Senza dubbio, alla fine degli anni ’70 si è rotto qualcosa di molto importante nel modello concettuale operaista. Le prospettive di femministe come Dalla Costa e Fortunati avevano già chiarito che l’aver ignorato il tema della riproduzione era stato un errore fondamentale, ma il problema andava oltre. In particolare, lo schiacciamento delle lotte di massa ha generato la possibilità che il ciclo “ricomposizione/riorganizzazione capitalistica e scomposizione/emergenza di una nuova ricomposizione a un livello più alto di socializzazione”, tanto caro al modo in cui gli operaisti leggono il rapporto tra accumulazione e lotta, non funzioni più. Roggero la mette in questo modo: “La spontaneità organizzata delle lotte operaie degli anni Sessanta non è diventata la spontaneità organizzata dell’operaio sociale, non ha cioè trovato un passaggio di organizzazione adeguato. Quella figura ha continuato a essere sociale ma ha cessato di essere operaio, alla supposta oggettività della composizione tecnica non si è contrapposta la soggettività della ricomposizione politica. La spontaneità e l’organizzazione sono così diventate quelle del nostro nemico. Attorno a quei nodi, in altre forme, ci siamo dibattuti nei quarant’anni successivi”.

Come ha sottolineato Giorgio Ferrari in una recente intervista in occasione di una riflessione sulla storia dell’Autonomia romana, il presente è profondamente diverso dagli anni ’70, quando l’operaismo sembrava essere al suo apice: “è cambiato (quasi) tutto. La composizione sociale; le forme di comunicazione; i bisogni; il controllo del territorio da parte dello stato e della criminalità e (non da ultimo) la soggettività di compagni e compagne”. Se l’operaismo ha una continuità di rilevanza, quindi, è perché alcune delle importanti questioni che si poneva sulla politica di classe rimangono in gran parte senza risposta. Curiosamente, in almeno una parte del mondo – la Cina – il vecchio mantra operaista dell’innovazione capitalista guidata (in parte) dalle lotte operaie sembra essere molto viva.

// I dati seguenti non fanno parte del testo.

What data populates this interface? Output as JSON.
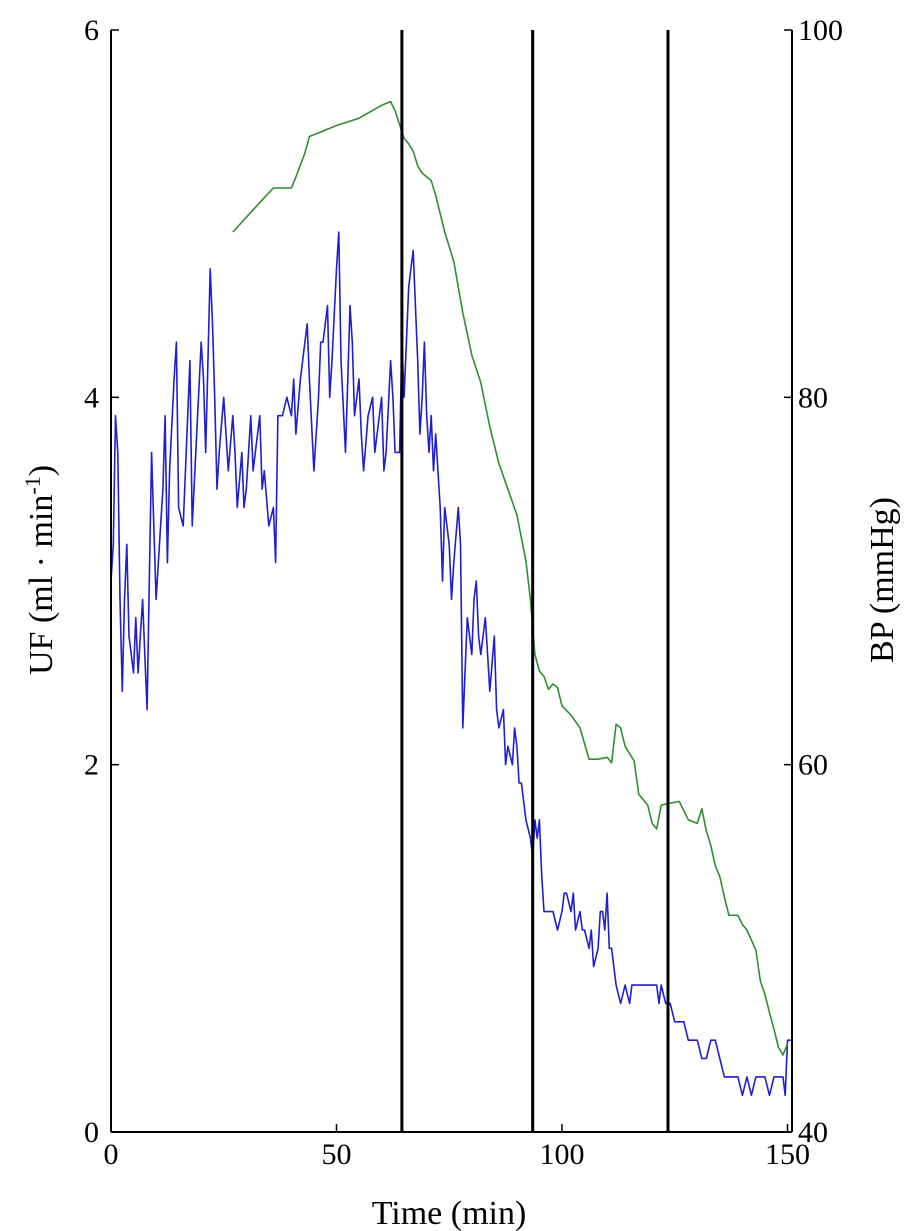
{
  "chart_data": {
    "type": "line",
    "title": "",
    "xlabel": "Time (min)",
    "ylabel_left": "UF (ml · min",
    "ylabel_left_sup": "-1",
    "ylabel_left_close": ")",
    "ylabel_right": "BP (mmHg)",
    "xlim": [
      0,
      151
    ],
    "ylim_left": [
      0,
      6
    ],
    "ylim_right": [
      40,
      100
    ],
    "x_ticks": [
      0,
      50,
      100,
      150
    ],
    "x_tick_labels": [
      "0",
      "50",
      "100",
      "150"
    ],
    "y_left_ticks": [
      0,
      2,
      4,
      6
    ],
    "y_left_tick_labels": [
      "0",
      "2",
      "4",
      "6"
    ],
    "y_right_ticks": [
      40,
      60,
      80,
      100
    ],
    "y_right_tick_labels": [
      "40",
      "60",
      "80",
      "100"
    ],
    "vertical_lines_x": [
      64.5,
      93.5,
      123.5
    ],
    "grid": false,
    "series": [
      {
        "axis": "left",
        "color": "#1f1fcc",
        "points": [
          [
            0,
            3.0
          ],
          [
            0.5,
            3.2
          ],
          [
            1,
            3.9
          ],
          [
            1.5,
            3.7
          ],
          [
            2,
            2.9
          ],
          [
            2.5,
            2.4
          ],
          [
            3,
            2.9
          ],
          [
            3.5,
            3.2
          ],
          [
            4,
            2.7
          ],
          [
            5,
            2.5
          ],
          [
            5.5,
            2.8
          ],
          [
            6,
            2.5
          ],
          [
            7,
            2.9
          ],
          [
            7.5,
            2.6
          ],
          [
            8,
            2.3
          ],
          [
            8.5,
            3.0
          ],
          [
            9,
            3.7
          ],
          [
            9.5,
            3.3
          ],
          [
            10,
            2.9
          ],
          [
            11,
            3.3
          ],
          [
            11.5,
            3.5
          ],
          [
            12,
            3.9
          ],
          [
            12.5,
            3.1
          ],
          [
            13,
            3.6
          ],
          [
            14,
            4.1
          ],
          [
            14.5,
            4.3
          ],
          [
            15,
            3.4
          ],
          [
            16,
            3.3
          ],
          [
            17,
            3.9
          ],
          [
            17.5,
            4.2
          ],
          [
            18,
            3.3
          ],
          [
            19,
            3.8
          ],
          [
            20,
            4.3
          ],
          [
            20.5,
            4.1
          ],
          [
            21,
            3.7
          ],
          [
            22,
            4.7
          ],
          [
            22.5,
            4.4
          ],
          [
            23,
            4.0
          ],
          [
            23.5,
            3.5
          ],
          [
            24,
            3.7
          ],
          [
            25,
            4.0
          ],
          [
            25.5,
            3.8
          ],
          [
            26,
            3.6
          ],
          [
            27,
            3.9
          ],
          [
            27.5,
            3.7
          ],
          [
            28,
            3.4
          ],
          [
            29,
            3.7
          ],
          [
            29.5,
            3.4
          ],
          [
            30,
            3.5
          ],
          [
            31,
            3.9
          ],
          [
            31.5,
            3.6
          ],
          [
            32,
            3.7
          ],
          [
            33,
            3.9
          ],
          [
            33.5,
            3.5
          ],
          [
            34,
            3.6
          ],
          [
            35,
            3.3
          ],
          [
            36,
            3.4
          ],
          [
            36.5,
            3.1
          ],
          [
            37,
            3.9
          ],
          [
            38,
            3.9
          ],
          [
            39,
            4.0
          ],
          [
            40,
            3.9
          ],
          [
            40.5,
            4.1
          ],
          [
            41,
            3.8
          ],
          [
            42,
            4.1
          ],
          [
            43,
            4.3
          ],
          [
            43.5,
            4.4
          ],
          [
            44,
            4.1
          ],
          [
            45,
            3.6
          ],
          [
            46,
            4.0
          ],
          [
            46.5,
            4.3
          ],
          [
            47,
            4.3
          ],
          [
            48,
            4.5
          ],
          [
            48.5,
            4.0
          ],
          [
            49,
            4.2
          ],
          [
            50,
            4.7
          ],
          [
            50.5,
            4.9
          ],
          [
            51,
            4.2
          ],
          [
            52,
            3.7
          ],
          [
            52.5,
            4.1
          ],
          [
            53,
            4.5
          ],
          [
            53.5,
            4.3
          ],
          [
            54,
            3.9
          ],
          [
            55,
            4.1
          ],
          [
            55.5,
            3.8
          ],
          [
            56,
            3.6
          ],
          [
            57,
            3.9
          ],
          [
            58,
            4.0
          ],
          [
            58.5,
            3.7
          ],
          [
            59,
            3.8
          ],
          [
            60,
            4.0
          ],
          [
            60.5,
            3.6
          ],
          [
            61,
            3.7
          ],
          [
            62,
            4.2
          ],
          [
            62.5,
            4.0
          ],
          [
            63,
            3.7
          ],
          [
            64,
            3.7
          ],
          [
            64.5,
            4.3
          ],
          [
            65,
            4.0
          ],
          [
            66,
            4.6
          ],
          [
            66.5,
            4.7
          ],
          [
            67,
            4.8
          ],
          [
            67.5,
            4.5
          ],
          [
            68,
            4.2
          ],
          [
            68.5,
            3.8
          ],
          [
            69,
            4.0
          ],
          [
            69.5,
            4.3
          ],
          [
            70,
            3.9
          ],
          [
            70.5,
            3.7
          ],
          [
            71,
            3.9
          ],
          [
            71.5,
            3.6
          ],
          [
            72,
            3.8
          ],
          [
            73,
            3.4
          ],
          [
            73.5,
            3.0
          ],
          [
            74,
            3.4
          ],
          [
            75,
            3.2
          ],
          [
            75.5,
            2.9
          ],
          [
            76,
            3.1
          ],
          [
            77,
            3.4
          ],
          [
            77.5,
            3.2
          ],
          [
            78,
            2.2
          ],
          [
            78.5,
            2.5
          ],
          [
            79,
            2.8
          ],
          [
            80,
            2.6
          ],
          [
            80.5,
            2.9
          ],
          [
            81,
            3.0
          ],
          [
            81.5,
            2.7
          ],
          [
            82,
            2.6
          ],
          [
            83,
            2.8
          ],
          [
            83.5,
            2.6
          ],
          [
            84,
            2.4
          ],
          [
            85,
            2.7
          ],
          [
            85.5,
            2.3
          ],
          [
            86,
            2.2
          ],
          [
            87,
            2.3
          ],
          [
            87.5,
            2.0
          ],
          [
            88,
            2.1
          ],
          [
            89,
            2.0
          ],
          [
            89.5,
            2.2
          ],
          [
            90,
            2.1
          ],
          [
            90.5,
            1.9
          ],
          [
            91,
            1.9
          ],
          [
            92,
            1.7
          ],
          [
            93,
            1.6
          ],
          [
            93.5,
            1.5
          ],
          [
            94,
            1.7
          ],
          [
            94.5,
            1.6
          ],
          [
            95,
            1.7
          ],
          [
            95.5,
            1.4
          ],
          [
            96,
            1.2
          ],
          [
            97,
            1.2
          ],
          [
            98,
            1.2
          ],
          [
            99,
            1.1
          ],
          [
            100,
            1.2
          ],
          [
            100.5,
            1.3
          ],
          [
            101,
            1.3
          ],
          [
            102,
            1.2
          ],
          [
            102.5,
            1.3
          ],
          [
            103,
            1.1
          ],
          [
            104,
            1.2
          ],
          [
            104.5,
            1.1
          ],
          [
            105,
            1.1
          ],
          [
            106,
            1.0
          ],
          [
            106.5,
            1.1
          ],
          [
            107,
            0.9
          ],
          [
            108,
            1.0
          ],
          [
            108.5,
            1.2
          ],
          [
            109,
            1.2
          ],
          [
            109.5,
            1.1
          ],
          [
            110,
            1.3
          ],
          [
            110.5,
            1.0
          ],
          [
            111,
            1.0
          ],
          [
            112,
            0.8
          ],
          [
            113,
            0.7
          ],
          [
            114,
            0.8
          ],
          [
            115,
            0.7
          ],
          [
            115.5,
            0.8
          ],
          [
            116,
            0.8
          ],
          [
            117,
            0.8
          ],
          [
            118,
            0.8
          ],
          [
            119,
            0.8
          ],
          [
            120,
            0.8
          ],
          [
            121,
            0.8
          ],
          [
            121.5,
            0.7
          ],
          [
            122,
            0.8
          ],
          [
            123,
            0.7
          ],
          [
            124,
            0.7
          ],
          [
            125,
            0.6
          ],
          [
            126,
            0.6
          ],
          [
            127,
            0.6
          ],
          [
            128,
            0.5
          ],
          [
            129,
            0.5
          ],
          [
            130,
            0.5
          ],
          [
            131,
            0.4
          ],
          [
            132,
            0.4
          ],
          [
            133,
            0.5
          ],
          [
            134,
            0.5
          ],
          [
            135,
            0.4
          ],
          [
            136,
            0.3
          ],
          [
            137,
            0.3
          ],
          [
            138,
            0.3
          ],
          [
            139,
            0.3
          ],
          [
            140,
            0.2
          ],
          [
            141,
            0.3
          ],
          [
            142,
            0.2
          ],
          [
            143,
            0.3
          ],
          [
            144,
            0.3
          ],
          [
            145,
            0.3
          ],
          [
            146,
            0.2
          ],
          [
            147,
            0.3
          ],
          [
            148,
            0.3
          ],
          [
            149,
            0.3
          ],
          [
            149.5,
            0.2
          ],
          [
            150,
            0.5
          ],
          [
            150.5,
            0.5
          ],
          [
            151,
            0.5
          ]
        ]
      },
      {
        "axis": "right",
        "color": "#2f8f2f",
        "points": [
          [
            27,
            89.0
          ],
          [
            30,
            89.8
          ],
          [
            33,
            90.6
          ],
          [
            36,
            91.4
          ],
          [
            40,
            91.4
          ],
          [
            41,
            92.0
          ],
          [
            43,
            93.3
          ],
          [
            44,
            94.2
          ],
          [
            45,
            94.3
          ],
          [
            50,
            94.8
          ],
          [
            55,
            95.2
          ],
          [
            60,
            95.9
          ],
          [
            62,
            96.1
          ],
          [
            63,
            95.6
          ],
          [
            65,
            94.1
          ],
          [
            66,
            93.8
          ],
          [
            67,
            93.4
          ],
          [
            68,
            92.6
          ],
          [
            69,
            92.2
          ],
          [
            70,
            92.0
          ],
          [
            71,
            91.8
          ],
          [
            72,
            91.0
          ],
          [
            74,
            89.0
          ],
          [
            76,
            87.4
          ],
          [
            78,
            84.6
          ],
          [
            80,
            82.3
          ],
          [
            82,
            80.8
          ],
          [
            84,
            78.4
          ],
          [
            86,
            76.4
          ],
          [
            88,
            75.0
          ],
          [
            90,
            73.6
          ],
          [
            92,
            71.1
          ],
          [
            93,
            69.0
          ],
          [
            94,
            66.0
          ],
          [
            95,
            65.1
          ],
          [
            96,
            64.8
          ],
          [
            97,
            64.1
          ],
          [
            98,
            64.4
          ],
          [
            99,
            64.2
          ],
          [
            100,
            63.2
          ],
          [
            102,
            62.7
          ],
          [
            104,
            62.0
          ],
          [
            106,
            60.3
          ],
          [
            108,
            60.3
          ],
          [
            110,
            60.4
          ],
          [
            111,
            60.1
          ],
          [
            112,
            62.2
          ],
          [
            113,
            62.0
          ],
          [
            114,
            61.0
          ],
          [
            115,
            60.6
          ],
          [
            116,
            60.2
          ],
          [
            117,
            58.4
          ],
          [
            119,
            57.8
          ],
          [
            120,
            56.8
          ],
          [
            121,
            56.5
          ],
          [
            122,
            57.8
          ],
          [
            124,
            57.9
          ],
          [
            126,
            58.0
          ],
          [
            128,
            57.0
          ],
          [
            130,
            56.8
          ],
          [
            131,
            57.6
          ],
          [
            132,
            56.4
          ],
          [
            133,
            55.6
          ],
          [
            134,
            54.5
          ],
          [
            135,
            53.9
          ],
          [
            136,
            52.8
          ],
          [
            137,
            51.8
          ],
          [
            139,
            51.8
          ],
          [
            140,
            51.3
          ],
          [
            141,
            51.0
          ],
          [
            143,
            49.9
          ],
          [
            144,
            48.2
          ],
          [
            145,
            47.5
          ],
          [
            146,
            46.5
          ],
          [
            147,
            45.6
          ],
          [
            148,
            44.6
          ],
          [
            149,
            44.2
          ],
          [
            150,
            44.8
          ]
        ]
      }
    ]
  }
}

Nel sostenere che gli elementi chiave del metodo operaista continuano a essere rilevanti, a cominciare dall’analisi della composizione di classe, Roggero si trova in buona compagnia (tra gli altri, vi sono i giovani ricercatori militanti che gestiscono il sito “Notes from Below”). In quest’ottica, L’operaismo politico italiano merita di essere letto insieme ad altri due libri che contribuiscono a delineare un quadro importante per il presente: I dieci anni che sconvolsero il mondo. Crisi globale e geopolitica dei neopopulismi di Raffaele Sciortino, un altro compagno influenzato dall’analisi di Alquati (Asterios Abiblio Editore 2019), e Una storia del mondo a buon mercato. Guida radicale agli inganni del capitalismo di Raj Patel e Jason W. Moore (Feltrinelli 2018). Su ciò che la tendenza operaista ci offra oggi nella comprensione della soggettività politica, molti di coloro che un tempo ne hanno attraversato i “molteplici sentieri” sono spesso in forte disaccordo. Roggero ha ragione nel sostenere che la maggior parte degli operaisti non solo puntava a rovesciare Marx contro il marxismo, ma anche Lenin contro il leninismo, soprattutto su tale questione. D’altra parte, alcuni (forse quelli a cui si legano le mie simpatie, come Primo Maggio o Collegamenti) volevano andare oltre Lenin e non solo oltre il leninismo. In un altro breve ma robusto libro (La misteriosa curva della retta di Lenin, La casa Usher 2011) Roggero ha illustrato perché, dal suo punto di vista, prospettive come la mia siano inadeguate. Speriamo che questo dibattito possa continuare, soprattutto in situazioni collettive e praticamente efficaci. Nel frattempo, non sarebbe male che i lettori leggessero almeno per conto proprio L’operaismo politico italiano, prima di esplorare i tanti titoli correlati del catalogo DeriveApprodi.